Dabei gäbe es an diesem Bildungssystem einen ganzen Berg an Baustellen, mit denen sich das verantwortliche Ministerium besser beschäftigen sollte, als Kulturkämpfer*in zu spielen und Genderverbote zu verhängen. Der Lehrkräftemangel an den Schulen nimmt von Jahr zu Jahr erschreckendere Züge an. Schulen greifen gezwungenermaßen auf Seiteneinsteiger*innen zurück oder beschäftigen Referendar*innen wie vollwertige Lehrkräfte. Nicht, weil es den Schulen Spaß machen würde, junge Menschen schon während ihrer Ausbildung dem vollen Pensum auszusetzen, sondern weil eine Bewältigung des Unterrichtsbetriebes vielerorts anders nicht mehr möglich ist. Derweil wird aus der Landesregierung, insbesondere dem Bildungsministerium, gerne mit dem Finger auf die MLU, die einzige richtige Ausbildungsstätte für Lehrkräfte im Land, gezeigt. Dass auch diese ihrerseits mit Personalmangel kämpft und die Lehramtsausbildung an der MLU, insbesondere wegen absurder Anforderungen durch das Land, konstant an der Kapazitätsgrenze läuft, wird dabei geflissentlich ignoriert. Die bittere Wahrheit ist: Das Land Sachsen-Anhalt braucht mehr Lehrpersonal, möchte aber eine angemessene Ausbildung nicht finanzieren. Stattdessen werden, wie mit dem “Genderverbot”, Nebenschauplätze aufgemacht und vom eigentlichen Problem abgelenkt: der Investitionsscheue und Ideenlosigkeit, die die Bildungspolitik seit Jahren auszeichnet.

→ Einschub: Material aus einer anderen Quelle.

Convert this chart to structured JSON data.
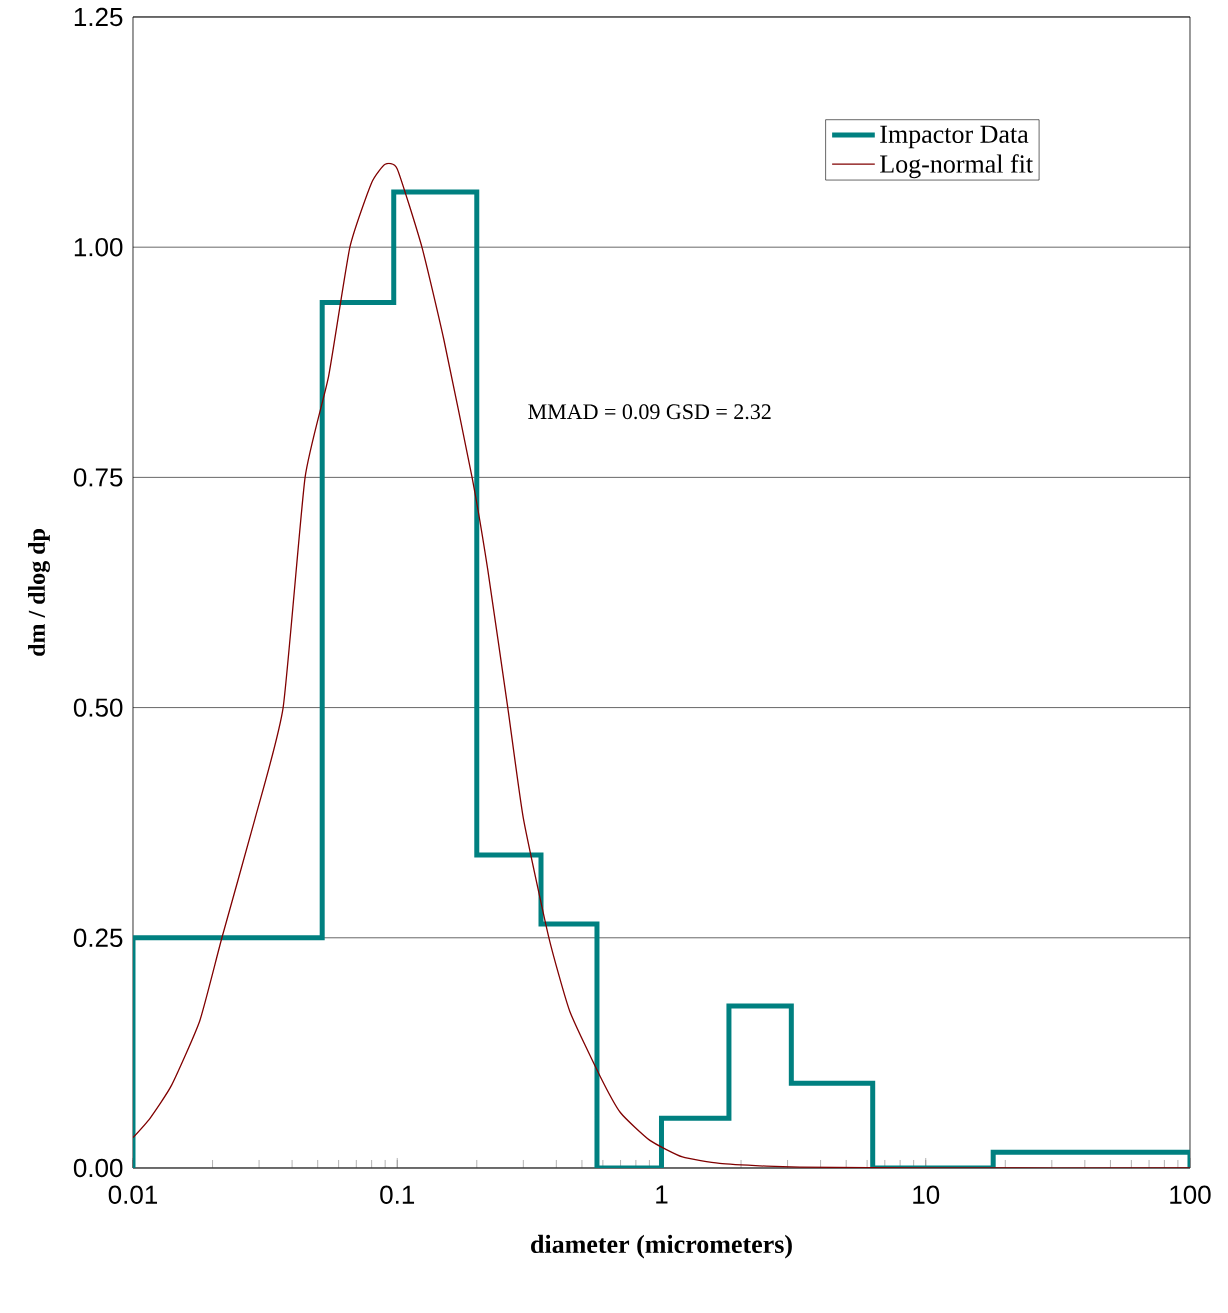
{
  "chart_data": {
    "type": "histogram",
    "xlabel": "diameter (micrometers)",
    "ylabel": "dm / dlog dp",
    "annotations": [
      "MMAD = 0.09   GSD = 2.32"
    ],
    "series": [
      {
        "name": "Impactor Data",
        "color": "#008080",
        "bins": [
          0.01,
          0.052,
          0.097,
          0.2,
          0.35,
          0.57,
          1.0,
          1.8,
          3.1,
          6.3,
          18,
          100
        ],
        "values": [
          0.25,
          0.94,
          1.06,
          0.34,
          0.265,
          0,
          0.054,
          0.176,
          0.092,
          0,
          0.017
        ]
      },
      {
        "type": "line",
        "name": "Log-normal fit",
        "color": "#800000",
        "x": [
          0.01,
          0.0116,
          0.014,
          0.0179,
          0.0217,
          0.029,
          0.037,
          0.0448,
          0.055,
          0.0662,
          0.08,
          0.09,
          0.1,
          0.124,
          0.15,
          0.192,
          0.22,
          0.262,
          0.3,
          0.375,
          0.45,
          0.585,
          0.7,
          0.904,
          1.2,
          1.66,
          2.5,
          3.34,
          10,
          100
        ],
        "values": [
          0.033,
          0.054,
          0.09,
          0.16,
          0.25,
          0.38,
          0.5,
          0.75,
          0.86,
          1.0,
          1.07,
          1.09,
          1.085,
          1.0,
          0.9,
          0.75,
          0.65,
          0.5,
          0.38,
          0.25,
          0.17,
          0.1,
          0.06,
          0.03,
          0.012,
          0.005,
          0.002,
          0.001,
          0,
          0
        ]
      }
    ],
    "log": "x",
    "xlim": [
      0.01,
      100
    ],
    "xticks": [
      0.01,
      0.1,
      1,
      10,
      100
    ],
    "ylim": [
      0,
      1.25
    ],
    "yticks": [
      {
        "value": 0,
        "label": "0.00"
      },
      {
        "value": 0.25,
        "label": "0.25"
      },
      {
        "value": 0.5,
        "label": "0.50"
      },
      {
        "value": 0.75,
        "label": "0.75"
      },
      {
        "value": 1,
        "label": "1.00"
      },
      {
        "value": 1.25,
        "label": "1.25"
      }
    ],
    "grid": "y",
    "legend": "top right"
  }
}
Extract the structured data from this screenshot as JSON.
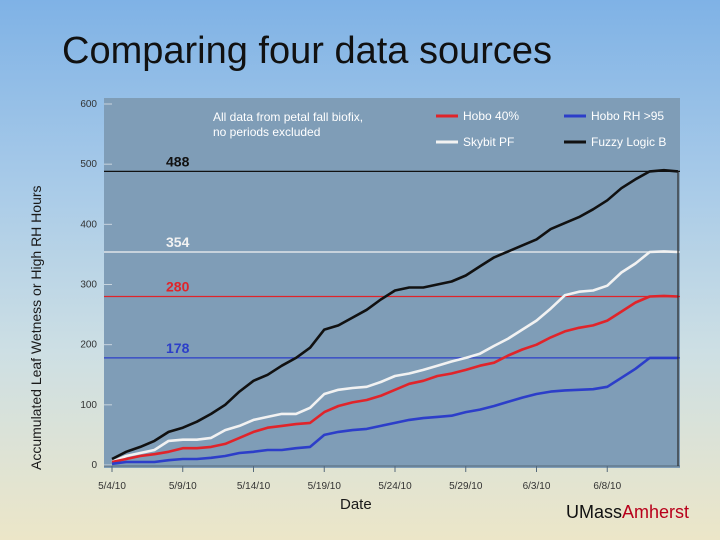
{
  "slide": {
    "title": "Comparing four data sources",
    "brand_left": "UMass",
    "brand_right": "Amherst"
  },
  "colors": {
    "hobo40": "#e0242a",
    "hobo95": "#2c3ec9",
    "skybit": "#f2f2f2",
    "fuzzy": "#111111",
    "plot_bg": "#7f9db7"
  },
  "chart_data": {
    "type": "line",
    "title": "",
    "xlabel": "Date",
    "ylabel": "Accumulated Leaf Wetness or High RH Hours",
    "xlim": [
      0,
      40
    ],
    "ylim": [
      0,
      600
    ],
    "yticks": [
      0,
      100,
      200,
      300,
      400,
      500,
      600
    ],
    "xticks": [
      {
        "day": 0,
        "label": "5/4/10"
      },
      {
        "day": 5,
        "label": "5/9/10"
      },
      {
        "day": 10,
        "label": "5/14/10"
      },
      {
        "day": 15,
        "label": "5/19/10"
      },
      {
        "day": 20,
        "label": "5/24/10"
      },
      {
        "day": 25,
        "label": "5/29/10"
      },
      {
        "day": 30,
        "label": "6/3/10"
      },
      {
        "day": 35,
        "label": "6/8/10"
      }
    ],
    "annotation": [
      "All data from petal fall biofix,",
      "no periods excluded"
    ],
    "legend": [
      {
        "name": "Hobo 40%",
        "key": "hobo40"
      },
      {
        "name": "Hobo RH >95",
        "key": "hobo95"
      },
      {
        "name": "Skybit PF",
        "key": "skybit"
      },
      {
        "name": "Fuzzy Logic B",
        "key": "fuzzy"
      }
    ],
    "reference_lines": [
      {
        "value": 488,
        "label": "488",
        "key": "fuzzy"
      },
      {
        "value": 354,
        "label": "354",
        "key": "skybit"
      },
      {
        "value": 280,
        "label": "280",
        "key": "hobo40"
      },
      {
        "value": 178,
        "label": "178",
        "key": "hobo95"
      }
    ],
    "x": [
      0,
      1,
      2,
      3,
      4,
      5,
      6,
      7,
      8,
      9,
      10,
      11,
      12,
      13,
      14,
      15,
      16,
      17,
      18,
      19,
      20,
      21,
      22,
      23,
      24,
      25,
      26,
      27,
      28,
      29,
      30,
      31,
      32,
      33,
      34,
      35,
      36,
      37,
      38,
      39,
      40
    ],
    "series": [
      {
        "name": "Fuzzy Logic B",
        "key": "fuzzy",
        "values": [
          10,
          22,
          30,
          40,
          55,
          62,
          72,
          85,
          100,
          122,
          140,
          150,
          165,
          178,
          195,
          225,
          232,
          245,
          258,
          275,
          290,
          295,
          295,
          300,
          305,
          315,
          330,
          345,
          355,
          365,
          375,
          392,
          402,
          412,
          425,
          440,
          460,
          475,
          488,
          490,
          488
        ]
      },
      {
        "name": "Skybit PF",
        "key": "skybit",
        "values": [
          5,
          15,
          20,
          25,
          40,
          42,
          42,
          45,
          58,
          65,
          75,
          80,
          85,
          85,
          95,
          118,
          125,
          128,
          130,
          138,
          148,
          152,
          158,
          165,
          172,
          178,
          185,
          198,
          210,
          225,
          240,
          260,
          282,
          288,
          290,
          298,
          320,
          335,
          354,
          355,
          354
        ]
      },
      {
        "name": "Hobo 40%",
        "key": "hobo40",
        "values": [
          5,
          10,
          15,
          18,
          22,
          28,
          28,
          30,
          35,
          45,
          55,
          62,
          65,
          68,
          70,
          88,
          98,
          104,
          108,
          115,
          125,
          135,
          140,
          148,
          152,
          158,
          165,
          170,
          182,
          192,
          200,
          212,
          222,
          228,
          232,
          240,
          255,
          270,
          280,
          281,
          280
        ]
      },
      {
        "name": "Hobo RH >95",
        "key": "hobo95",
        "values": [
          2,
          5,
          5,
          5,
          8,
          10,
          10,
          12,
          15,
          20,
          22,
          25,
          25,
          28,
          30,
          50,
          55,
          58,
          60,
          65,
          70,
          75,
          78,
          80,
          82,
          88,
          92,
          98,
          105,
          112,
          118,
          122,
          124,
          125,
          126,
          130,
          145,
          160,
          178,
          178,
          178
        ]
      }
    ]
  }
}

Wir fordern ein freies und intaktes Bildungssystem, dazu gehören sowohl aktives Vorgehen gegen die Einschränkungen der Freiheit von Studierenden (oder Schüler*innen) durch Lehrende wie Herrn Plöhn, als auch die Ausfinanzierung des Bildungssystems an sich – ob die Verantwortlichen dabei gendern oder nicht, ist uns ehrlich gesagt herzlich egal.